University vice-chancellor Manzoor Ahmed said the suspension was a "precautionary measure".
"There was strong resentment against the students who had shouted anti-national and pro-Pakistan slogans after Pakistan won the match. So as a precautionary measure, we temporarily suspended students of Jammu and Kashmir for three days.
"We arranged two buses to take the boys to Ghaziabad (suburb of Delhi). We also sent three senior university officials with them," The Indian Express quotes Mr Ahmed as saying.
Some of the Kashmiri students deny any wrongdoing in their statements to the media.
"When we clapped at the victory of Pakistan, it infuriated the local students. They went on a rampage, damaged the hall, hurled abuses at us, and threatened to beat us," Irfan Ahmad, an engineering student at the university, told the Kashmir Reader.
A groups of parents from the Kashmir Valley have also reacted over the incident.
"There was a heated argument between some students but most students are innocent, so we think college did a good thing by sending them... in order to avoid any clashes," the Hindustan Times quotes one of the parents as saying.
Claimed by both countries in its entirety, Kashmir has been a flashpoint for more than 60 years.
Meanwhile, the health ministry has banned the "two-finger test" (also known as virginity test) performed on rape victims, calling it "unscientific", as part of the new guidelines drawn for treating such cases, The Hindu reports.
The guidelines were drafted by experts and Indrajit Khandekar, a member of India's Clinical Forensic Medicine Unit, referred to the current treatment of rape victims as "pitiable and horrendous".
"It has been observed that rape victims are usually put under a horribly judgmental microscope from the moment they call the cops.
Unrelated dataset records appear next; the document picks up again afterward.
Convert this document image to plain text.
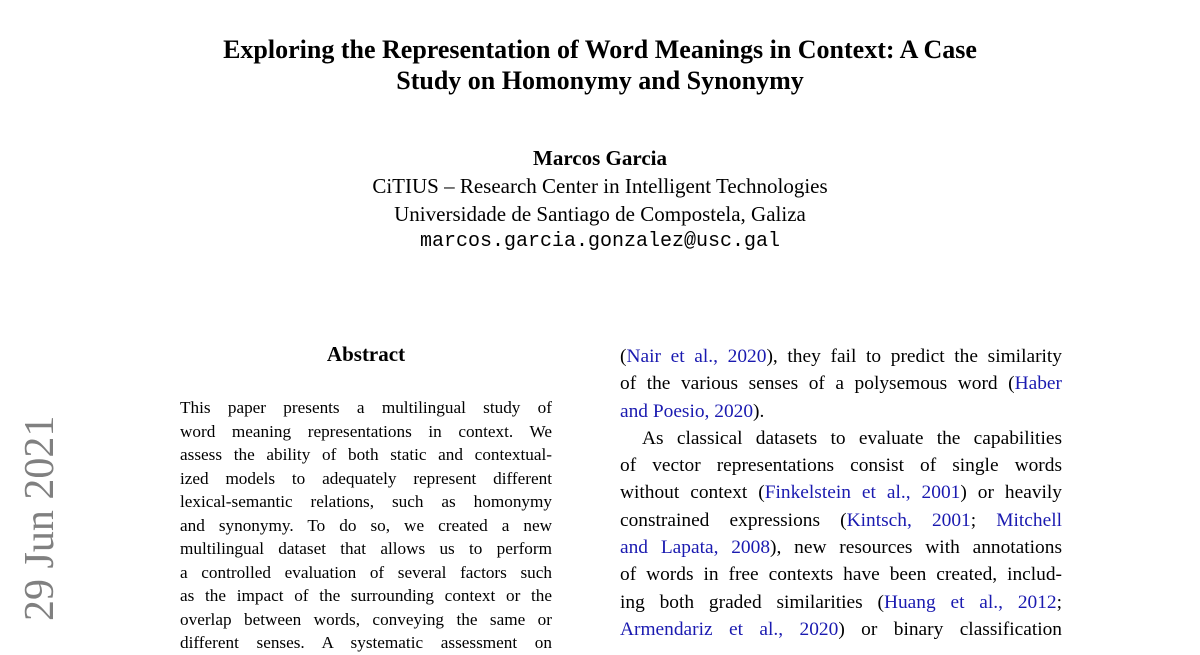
Exploring the Representation of Word Meanings in Context: A Case
Study on Homonymy and Synonymy
Marcos Garcia
CiTIUS – Research Center in Intelligent Technologies
Universidade de Santiago de Compostela, Galiza
marcos.garcia.gonzalez@usc.gal
29 Jun 2021
Abstract
This paper presents a multilingual study of
word meaning representations in context. We
assess the ability of both static and contextual-
ized models to adequately represent different
lexical-semantic relations, such as homonymy
and synonymy. To do so, we created a new
multilingual dataset that allows us to perform
a controlled evaluation of several factors such
as the impact of the surrounding context or the
overlap between words, conveying the same or
different senses. A systematic assessment on
(Nair et al., 2020), they fail to predict the similarity
of the various senses of a polysemous word (Haber
and Poesio, 2020).
As classical datasets to evaluate the capabilities
of vector representations consist of single words
without context (Finkelstein et al., 2001) or heavily
constrained expressions (Kintsch, 2001; Mitchell
and Lapata, 2008), new resources with annotations
of words in free contexts have been created, includ-
ing both graded similarities (Huang et al., 2012;
Armendariz et al., 2020) or binary classification
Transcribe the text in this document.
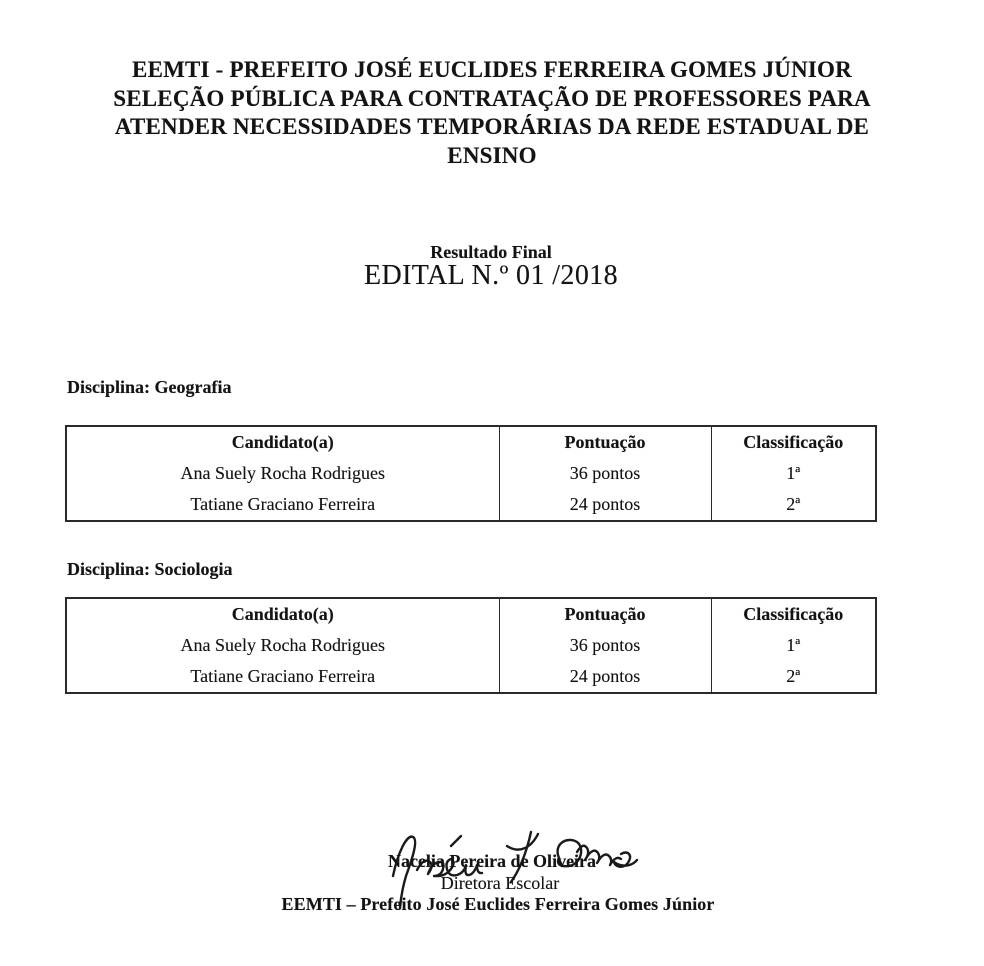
EEMTI - PREFEITO JOSÉ EUCLIDES FERREIRA GOMES JÚNIOR
SELEÇÃO PÚBLICA PARA CONTRATAÇÃO DE PROFESSORES PARA
ATENDER NECESSIDADES TEMPORÁRIAS DA REDE ESTADUAL DE
ENSINO
Resultado Final
EDITAL N.º 01 /2018
Disciplina: Geografia
Candidato(a)	Pontuação	Classificação
Ana Suely Rocha Rodrigues	36 pontos	1ª
Tatiane Graciano Ferreira	24 pontos	2ª
Disciplina: Sociologia
Candidato(a)	Pontuação	Classificação
Ana Suely Rocha Rodrigues	36 pontos	1ª
Tatiane Graciano Ferreira	24 pontos	2ª
Nacelia Pereira de Oliveira
Diretora Escolar
EEMTI – Prefeito José Euclides Ferreira Gomes Júnior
They are often subjected to judgmental attitudes by doctors and other medical staff in the hospital," the report quotes Mr Khandekar as saying.
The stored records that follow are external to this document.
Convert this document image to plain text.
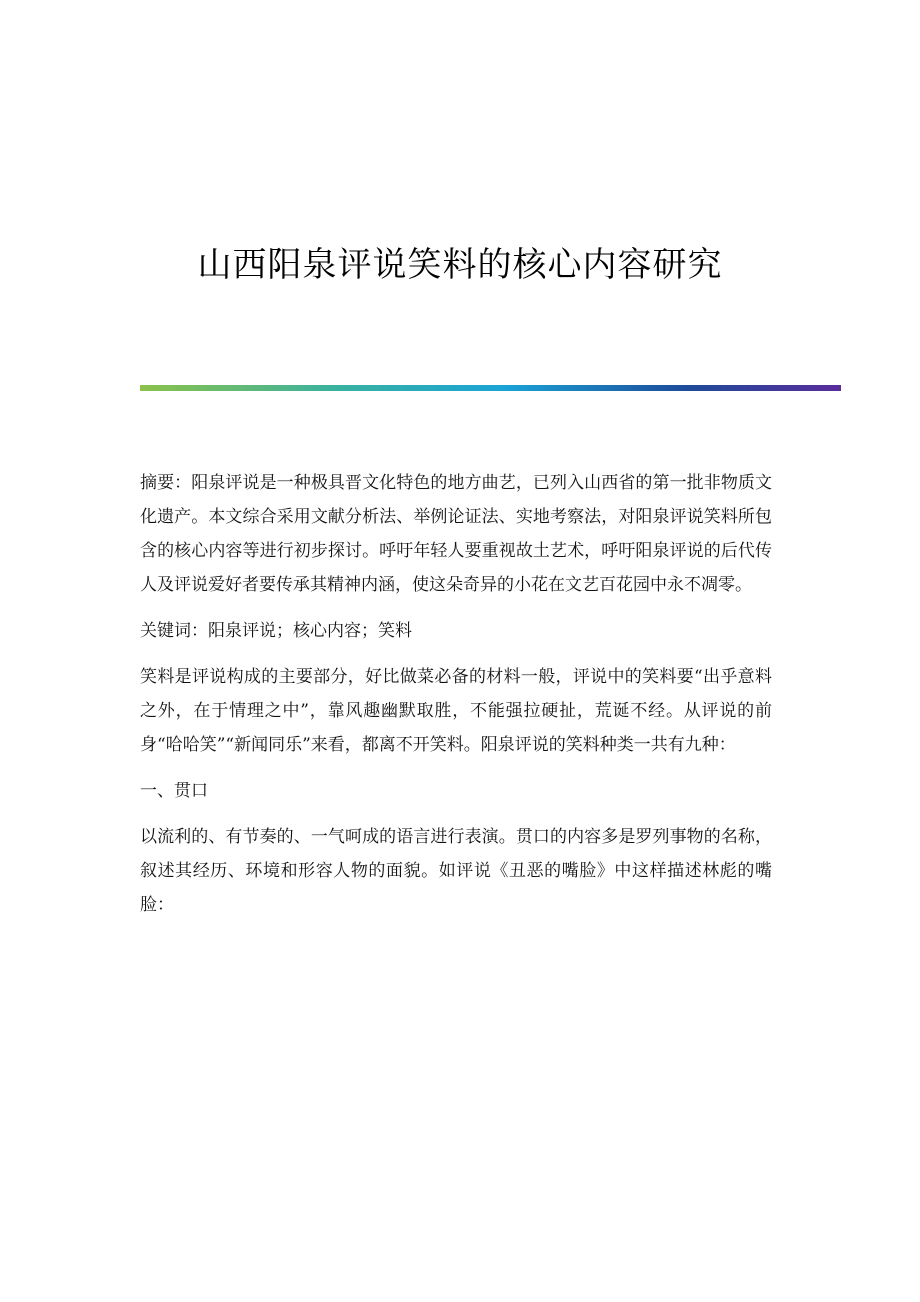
山西阳泉评说笑料的核心内容研究

摘要：阳泉评说是一种极具晋文化特色的地方曲艺，已列入山西省的第一批非物质文化遗产。本文综合采用文献分析法、举例论证法、实地考察法，对阳泉评说笑料所包含的核心内容等进行初步探讨。呼吁年轻人要重视故土艺术，呼吁阳泉评说的后代传人及评说爱好者要传承其精神内涵，使这朵奇异的小花在文艺百花园中永不凋零。

关键词：阳泉评说；核心内容；笑料

笑料是评说构成的主要部分，好比做菜必备的材料一般，评说中的笑料要“出乎意料之外，在于情理之中”，靠风趣幽默取胜，不能强拉硬扯，荒诞不经。从评说的前身“哈哈笑”“新闻同乐”来看，都离不开笑料。阳泉评说的笑料种类一共有九种：

一、贯口

以流利的、有节奏的、一气呵成的语言进行表演。贯口的内容多是罗列事物的名称，叙述其经历、环境和形容人物的面貌。如评说《丑恶的嘴脸》中这样描述林彪的嘴脸：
Meanwhile, the Indian embassy in Kiev has asked all Indian nationals in Ukraine "to register on its website with all necessary details so that they could be contacted quickly in case of any eventuality", The Deccan Herald reports.
India has about 4,000 students studying in Ukraine which is going through a political turmoil after President Viktor Yanukovych was deposed by an interim government on 22 February.
Meanwhile, India's University Grants Commission (UGC) has banned dissection of any "live animal" in universities for science studies, The Hindu reports.
"You are requested to come up with alternate modes of dissections using digital dissected specimen," the UGC said in a letter to the universities.
And finally, a 19th Century sword, which is one of the "most significant heirlooms" belonging to the last Sikh emperor Maharaja Ranjit Singh, will be sold at an auction in the UK later this month", The Tribune reports.
Mullock's Auctioneers, who are organising the sale, says the sword was in the possession of an English family of military descent and was "originally thought to be an Islamic sword belonging to a Moghul Prince", the report says.